I struggled for weeks on what to write for my first blog post since 2009. It’s undeniably hard to come up with blog topics, even more so with any degree of regularity. Since I’m a user experience architect and my company is about to release the second mobile app I’ve designed, should I begin with a related topic? Do I talk about my progress in redoing my master suite? Do I talk about my search for a new camera?
I wrote, deleted, wrote again. Today, I finally decided to dive in head-first with an explanation for my long silence online.
Back in 2005, I received what I now recognize as very bad advice: avoid anything personal on my blog.
According to the advice I received, potential employers would penalize me for mentioning I’m a gamer. Mentioning my pets would mark me as a “crazy pet lady.” Any mention of a social life would apparently indicate I wouldn’t be reliable. Employers supposedly only wanted to see that you’re the most vanilla, showing only enough to demonstrate your worth as a potential hire. Allegedly, anything even remotely perceived as “negative” would hurt my employment chances and that list was exhaustive.
Bad Advice + Desperation
To say I was desperate is probably a gross understatement. A recent Michigan graduate in an IT-related field, I faced an uphill battle. I can’t speak on whether this remains the case, but there wasn’t much diversification. Michigan had always been very heavily reliant on manufacturing and when that hit a decline, I encountered yet another issue. Many of those laid off from manufacturing jobs went into job retraining, which included web design. Rather than use portfolios, I found many potential employers asking for higher and higher levels of education to “prove” their abilities.

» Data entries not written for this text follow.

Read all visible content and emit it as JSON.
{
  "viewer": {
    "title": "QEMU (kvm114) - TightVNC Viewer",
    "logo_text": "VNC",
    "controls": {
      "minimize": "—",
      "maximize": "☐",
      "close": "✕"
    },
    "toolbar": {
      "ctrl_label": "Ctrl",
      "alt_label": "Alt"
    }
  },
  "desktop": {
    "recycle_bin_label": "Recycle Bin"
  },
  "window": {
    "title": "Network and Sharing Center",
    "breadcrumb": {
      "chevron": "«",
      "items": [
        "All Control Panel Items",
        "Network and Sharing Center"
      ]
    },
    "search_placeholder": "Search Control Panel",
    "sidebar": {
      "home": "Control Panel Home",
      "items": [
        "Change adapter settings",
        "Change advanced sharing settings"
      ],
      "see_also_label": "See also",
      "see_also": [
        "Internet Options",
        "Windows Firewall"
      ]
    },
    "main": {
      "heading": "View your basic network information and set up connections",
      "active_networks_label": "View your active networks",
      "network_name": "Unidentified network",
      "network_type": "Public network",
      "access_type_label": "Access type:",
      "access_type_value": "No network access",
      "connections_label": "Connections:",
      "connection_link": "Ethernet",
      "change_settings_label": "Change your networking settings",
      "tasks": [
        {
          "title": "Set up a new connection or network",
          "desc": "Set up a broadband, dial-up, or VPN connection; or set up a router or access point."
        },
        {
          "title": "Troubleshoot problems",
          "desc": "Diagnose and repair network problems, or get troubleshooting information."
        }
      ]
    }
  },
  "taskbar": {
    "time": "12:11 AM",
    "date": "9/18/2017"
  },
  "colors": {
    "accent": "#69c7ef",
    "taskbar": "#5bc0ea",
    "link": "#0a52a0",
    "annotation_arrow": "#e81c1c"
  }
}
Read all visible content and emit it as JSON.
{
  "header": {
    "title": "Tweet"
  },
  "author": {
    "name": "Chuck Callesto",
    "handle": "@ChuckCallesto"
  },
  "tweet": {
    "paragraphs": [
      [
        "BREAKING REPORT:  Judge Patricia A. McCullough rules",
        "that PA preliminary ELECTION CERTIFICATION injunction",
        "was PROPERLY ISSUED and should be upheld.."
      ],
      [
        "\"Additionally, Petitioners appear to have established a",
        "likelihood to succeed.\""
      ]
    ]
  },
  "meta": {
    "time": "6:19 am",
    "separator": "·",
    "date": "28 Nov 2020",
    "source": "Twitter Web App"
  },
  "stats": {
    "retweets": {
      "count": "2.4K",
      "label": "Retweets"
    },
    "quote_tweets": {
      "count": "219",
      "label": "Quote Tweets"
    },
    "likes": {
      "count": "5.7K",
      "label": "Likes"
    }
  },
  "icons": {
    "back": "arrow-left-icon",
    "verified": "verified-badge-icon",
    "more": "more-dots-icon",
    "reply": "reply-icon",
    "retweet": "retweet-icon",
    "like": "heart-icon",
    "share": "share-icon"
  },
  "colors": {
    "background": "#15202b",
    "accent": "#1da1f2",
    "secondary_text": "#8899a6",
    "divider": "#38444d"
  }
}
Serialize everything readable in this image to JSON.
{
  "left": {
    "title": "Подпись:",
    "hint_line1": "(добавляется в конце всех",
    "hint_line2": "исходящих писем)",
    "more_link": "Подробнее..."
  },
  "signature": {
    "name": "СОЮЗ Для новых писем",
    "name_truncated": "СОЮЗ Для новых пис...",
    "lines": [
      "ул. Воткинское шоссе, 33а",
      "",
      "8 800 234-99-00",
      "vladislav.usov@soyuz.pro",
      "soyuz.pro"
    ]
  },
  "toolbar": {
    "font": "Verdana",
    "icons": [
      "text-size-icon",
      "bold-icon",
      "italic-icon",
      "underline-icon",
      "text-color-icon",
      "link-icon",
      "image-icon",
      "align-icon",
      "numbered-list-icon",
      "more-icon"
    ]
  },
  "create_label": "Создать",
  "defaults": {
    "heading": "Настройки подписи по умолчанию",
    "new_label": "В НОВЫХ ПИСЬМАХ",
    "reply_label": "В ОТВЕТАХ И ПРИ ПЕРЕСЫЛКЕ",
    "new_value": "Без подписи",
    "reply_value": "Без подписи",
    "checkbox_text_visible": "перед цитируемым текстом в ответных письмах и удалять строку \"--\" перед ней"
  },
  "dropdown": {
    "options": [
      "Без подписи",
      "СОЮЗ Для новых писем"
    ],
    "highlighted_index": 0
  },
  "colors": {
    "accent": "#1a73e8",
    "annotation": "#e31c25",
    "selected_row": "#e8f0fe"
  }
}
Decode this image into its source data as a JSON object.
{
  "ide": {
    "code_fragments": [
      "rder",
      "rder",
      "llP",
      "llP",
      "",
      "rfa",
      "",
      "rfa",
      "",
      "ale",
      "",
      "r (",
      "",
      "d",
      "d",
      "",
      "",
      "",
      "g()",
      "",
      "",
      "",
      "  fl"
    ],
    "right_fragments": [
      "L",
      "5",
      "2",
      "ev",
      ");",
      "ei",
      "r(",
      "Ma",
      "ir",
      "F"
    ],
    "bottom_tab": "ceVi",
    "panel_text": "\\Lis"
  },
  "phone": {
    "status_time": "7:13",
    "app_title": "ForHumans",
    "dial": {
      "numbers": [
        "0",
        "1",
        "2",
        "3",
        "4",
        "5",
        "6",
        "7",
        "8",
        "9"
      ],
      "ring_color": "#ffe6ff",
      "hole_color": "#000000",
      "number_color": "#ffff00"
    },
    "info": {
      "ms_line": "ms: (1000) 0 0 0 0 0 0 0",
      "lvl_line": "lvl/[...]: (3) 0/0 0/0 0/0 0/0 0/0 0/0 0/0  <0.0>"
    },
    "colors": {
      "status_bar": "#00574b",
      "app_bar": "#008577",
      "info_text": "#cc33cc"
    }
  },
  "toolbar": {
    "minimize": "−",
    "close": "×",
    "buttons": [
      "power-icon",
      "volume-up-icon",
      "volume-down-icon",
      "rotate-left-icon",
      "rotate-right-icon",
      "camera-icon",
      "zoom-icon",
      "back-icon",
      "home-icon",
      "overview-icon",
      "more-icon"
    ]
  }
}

In those days, I was writing and rewriting my resume in an effort to land that interview. Portfolio redesigns. Pro bono and spec work in an effort to make a name for myself. It did online to an extent, but not locally and certainly not in the form of much-needed employment. Nothing helped. I wondered if it was something else. Enter the bad advice.
The result of this bad advice culminated in me splitting my blog and portfolio. I hid my blog posts under pseudonyms; permissions set so only my closest friends saw anything real. My portfolio was limited to strictly work-related posts. Together, there wasn’t enough to keep either site fresh and active and eventually, I gave up on updating any of my sites.
I instead focused on my relocation from Michigan to Texas, relegating my portfolio to Behance.
To this day, I remember walking into an office for my first interview in Dallas and finding it full of framed Iron Man and Avengers posters. It was a startup and the CEO was a huge geek. His infectious energy and passion for his work was palpable and invigorating.
Ever since, I’ve found most of my employers and coworkers are as geeky as I am. My Superman t-shirt has had executives squealing in elevators. Mentioning a video game has resulted in a business card swap. Reading a UX book on the commuter train has been the catalyst for networking opportunities. I’ve found myself mobbed by my fellow geeks because I played the trailer to the latest super hero flick.
I realize geek and nerd are in no way negative labels for a User Experience Architect to have. In fact, more often than not, I’m in good company.
And thus, moving forward this is both my blog and my portfolio. I’m going to talk about my passions, be it DIY projects, photography, my pets, or user experience. I’m going to be true to myself and truthful to you, my readers.